Add the latitude and longitude back in to your new dataset. (Lots of ways of doing this.)

lat_long <- strsplit(means_by_location2$Location, ",")
means_by_location2$Latitude <- sapply(lat_long, function(x) x[1]) 
means_by_location2$Longitude <- sapply(lat_long, function(x) x[2])

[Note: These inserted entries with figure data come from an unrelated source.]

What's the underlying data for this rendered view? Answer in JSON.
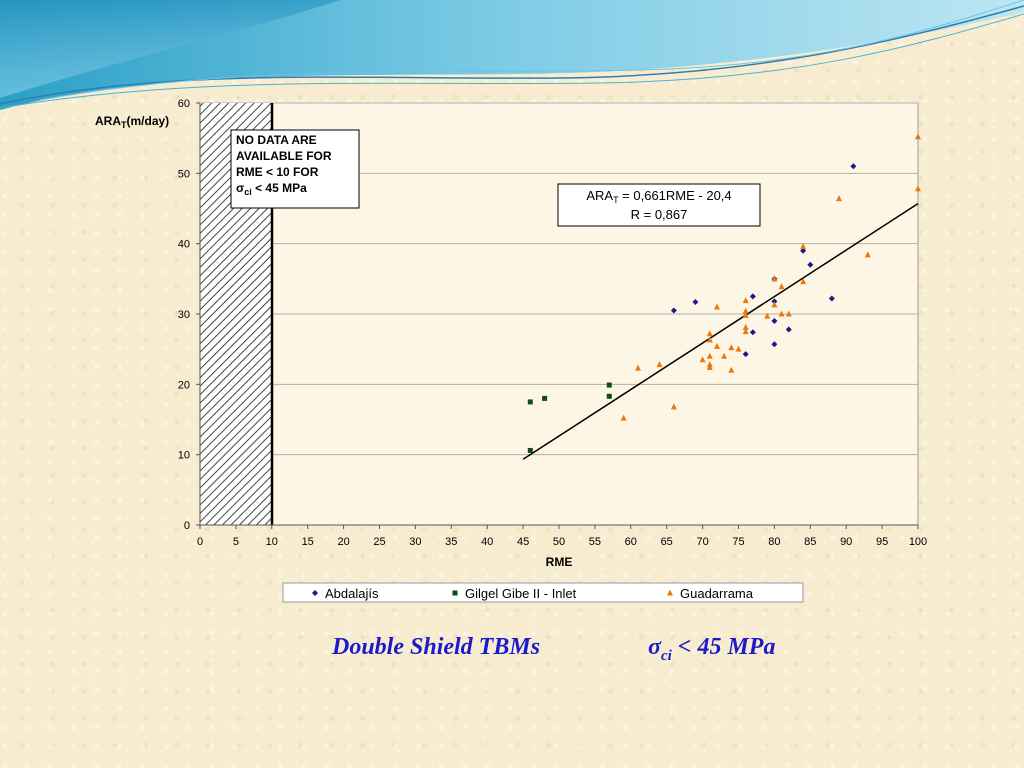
{
  "chart_data": {
    "type": "scatter",
    "xlabel": "RME",
    "ylabel_main": "ARA",
    "ylabel_sub": "T",
    "ylabel_rest": "(m/day)",
    "xlim": [
      0,
      100
    ],
    "ylim": [
      0,
      60
    ],
    "xticks": [
      "0",
      "5",
      "10",
      "15",
      "20",
      "25",
      "30",
      "35",
      "40",
      "45",
      "50",
      "55",
      "60",
      "65",
      "70",
      "75",
      "80",
      "85",
      "90",
      "95",
      "100"
    ],
    "yticks": [
      "0",
      "10",
      "20",
      "30",
      "40",
      "50",
      "60"
    ],
    "grid": "horizontal",
    "legend_position": "bottom",
    "series": [
      {
        "name": "Abdalajís",
        "marker": "diamond",
        "color": "#1a1a8c",
        "points": [
          [
            66,
            30.5
          ],
          [
            69,
            31.7
          ],
          [
            76,
            24.3
          ],
          [
            77,
            27.4
          ],
          [
            77,
            32.5
          ],
          [
            80,
            25.7
          ],
          [
            80,
            29
          ],
          [
            80,
            31.8
          ],
          [
            80,
            35
          ],
          [
            82,
            27.8
          ],
          [
            84,
            39
          ],
          [
            85,
            37
          ],
          [
            88,
            32.2
          ],
          [
            91,
            51
          ]
        ]
      },
      {
        "name": "Gilgel Gibe II - Inlet",
        "marker": "square",
        "color": "#0f4d0f",
        "points": [
          [
            46,
            10.6
          ],
          [
            46,
            17.5
          ],
          [
            48,
            18
          ],
          [
            57,
            18.3
          ],
          [
            57,
            19.9
          ]
        ]
      },
      {
        "name": "Guadarrama",
        "marker": "triangle",
        "color": "#e8780f",
        "points": [
          [
            59,
            15.2
          ],
          [
            61,
            22.3
          ],
          [
            64,
            22.8
          ],
          [
            66,
            16.8
          ],
          [
            70,
            23.5
          ],
          [
            71,
            22.4
          ],
          [
            71,
            22.8
          ],
          [
            71,
            24
          ],
          [
            71,
            26.3
          ],
          [
            71,
            27.2
          ],
          [
            72,
            25.4
          ],
          [
            72,
            31
          ],
          [
            73,
            24
          ],
          [
            74,
            22
          ],
          [
            74,
            25.2
          ],
          [
            75,
            25
          ],
          [
            76,
            27.5
          ],
          [
            76,
            28.1
          ],
          [
            76,
            29.8
          ],
          [
            76,
            30.4
          ],
          [
            76,
            31.9
          ],
          [
            79,
            29.7
          ],
          [
            80,
            31.3
          ],
          [
            80,
            35
          ],
          [
            81,
            30
          ],
          [
            81,
            33.9
          ],
          [
            82,
            30
          ],
          [
            84,
            34.6
          ],
          [
            84,
            39.6
          ],
          [
            89,
            46.4
          ],
          [
            93,
            38.4
          ],
          [
            100,
            47.8
          ],
          [
            100,
            55.2
          ]
        ]
      }
    ],
    "regression": {
      "slope": 0.661,
      "intercept": -20.4,
      "x_range": [
        45,
        100
      ]
    },
    "no_data_region": {
      "x_range": [
        0,
        10
      ]
    }
  },
  "annotations": {
    "no_data_lines": [
      "NO DATA ARE",
      "AVAILABLE FOR",
      "RME < 10 FOR"
    ],
    "no_data_sigma": "σ",
    "no_data_sigma_sub": "ci",
    "no_data_tail": " < 45 MPa",
    "equation_main": "ARA",
    "equation_sub": "T",
    "equation_rest": " = 0,661RME - 20,4",
    "r_value": "R = 0,867"
  },
  "caption": {
    "left": "Double Shield TBMs",
    "right_sigma": "σ",
    "right_sub": "ci",
    "right_rest": " < 45 MPa"
  },
  "colors": {
    "wave_light": "#8fd3ea",
    "wave_dark": "#2aa0c8",
    "plot_bg": "#fdf6e4",
    "grid": "#b0b0b0",
    "regression": "#000000"
  }
}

This is your first question answered.


For the second question, you need to think a bit more. Take a look a plot of eggs by location.

library(ggplot2)
(p <- ggplot(means_by_location2, aes(Longitude, Latitude, colour = log10(Mean.eggs  +1))) +
  geom_point() +
  scale_colour_gradient(low = "#FFFFFF", high = "#0000FF", space = "Lab")
)

Are you interpolating north to south, or east to west, or with all neighbouring points? There are lots of different possibilities and they may have different answers. It's a nontrivial task to say which interpolation is best.